Die wilde Ehe zwischen Pop und Politik scheint sich in den letzten 15 Jahren merklich abgekühlt zu haben. Nichtsdestotrotz ist Pop die relevante künstlerische Äußerungsform im öffentlichen Raum. Worum ging es und geht es den Akteuren? Was kann man aus geschichtlicher, philosophischer oder soziologischer Sicht aus den Äußerungsformen einer Band oder eines Künstlers/einer Künstlerin mitnehmen?

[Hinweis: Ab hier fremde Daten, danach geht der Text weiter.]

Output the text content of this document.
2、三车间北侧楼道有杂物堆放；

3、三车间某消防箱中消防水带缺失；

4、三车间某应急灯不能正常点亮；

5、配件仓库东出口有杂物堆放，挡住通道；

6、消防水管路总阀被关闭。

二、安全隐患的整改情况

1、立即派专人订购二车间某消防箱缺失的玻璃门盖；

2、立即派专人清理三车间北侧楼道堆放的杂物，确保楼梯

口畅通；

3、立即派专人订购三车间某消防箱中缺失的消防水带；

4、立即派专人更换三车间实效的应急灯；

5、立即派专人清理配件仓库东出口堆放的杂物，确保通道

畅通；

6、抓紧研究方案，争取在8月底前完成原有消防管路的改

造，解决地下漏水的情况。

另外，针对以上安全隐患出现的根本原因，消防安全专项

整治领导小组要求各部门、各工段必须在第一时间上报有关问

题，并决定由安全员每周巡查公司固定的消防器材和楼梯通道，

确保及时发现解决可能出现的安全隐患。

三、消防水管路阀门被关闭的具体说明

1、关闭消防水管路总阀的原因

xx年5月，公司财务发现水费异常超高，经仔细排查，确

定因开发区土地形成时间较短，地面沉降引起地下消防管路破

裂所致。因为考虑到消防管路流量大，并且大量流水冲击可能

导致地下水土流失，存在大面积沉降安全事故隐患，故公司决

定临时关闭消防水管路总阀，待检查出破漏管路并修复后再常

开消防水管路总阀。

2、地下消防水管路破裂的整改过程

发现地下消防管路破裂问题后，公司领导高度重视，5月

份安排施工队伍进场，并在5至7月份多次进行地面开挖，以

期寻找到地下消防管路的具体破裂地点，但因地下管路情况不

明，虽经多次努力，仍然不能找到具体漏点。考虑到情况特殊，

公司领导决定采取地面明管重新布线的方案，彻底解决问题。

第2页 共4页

Nach einem Einstiegsvortrag durchsetzt mit Soundbeispielen runden hoffentlich lebhafte Diskussionen mit Kaltgetränken die Veranstaltungen ab.
Talk may be cheap – but is necessary to get an idea about the world.
So. 12.11.17
Lecture 29: Einstürzende Neubauten – Hören mit Schmerzen oder Silence is sexy
(Rerentin: Doris Weininger)
Für die Zeit des Kalten Kriegs fanden Geniale Dilettanten/Einstürzende Neubauten mit ihrem Antipop als nervige Geräuschbotschafter den passenden Ton. Enchanté – die Hirnsägen taten weh. Auf den bürgerlichen Dialog mit der Jugend legte das Musiker-Kollektiv nicht unbedingt Wert. Eher war die Musik nach ihrem würdigsten Verehrer, dem österreichischen Dramatiker Werner Schwab mit „Volksvernichtung oder meine Leber ist sinnlos“ ausgerichtet. Eine fruchtbare Laison zwischen Mannschaftsatmosphäre mit Stahlklang-Arrangements und dem Kriechen unter dem hohen Hohlraum einer Autobahnbrücke feiert den Untergang. Die Einstürzenden Neubauten setzen mit ihren Dämonen, einer nihilistischen Dekadenz aus dem Berliner „Dschungel“ und „SO 36“ der heraufkeimenden Industrial-Kultur ihren Stempel auf und sagen dem Adenauer-Wohnzimmer ihren großstadtapokalyptischen Kampf an. Von Konservativen meist als zerstörerische Musikzellen kritisiert, weckten sie den Theaterbetrieb mit ihren brachialen Produktionsmittel bis in die DDR auf. Und nach all dem Krach, der nächste Schock – Silence is sexy. Die Meisterschaft der Neubauten den Tinnitus im Ohr zum Kreischen zu bringen.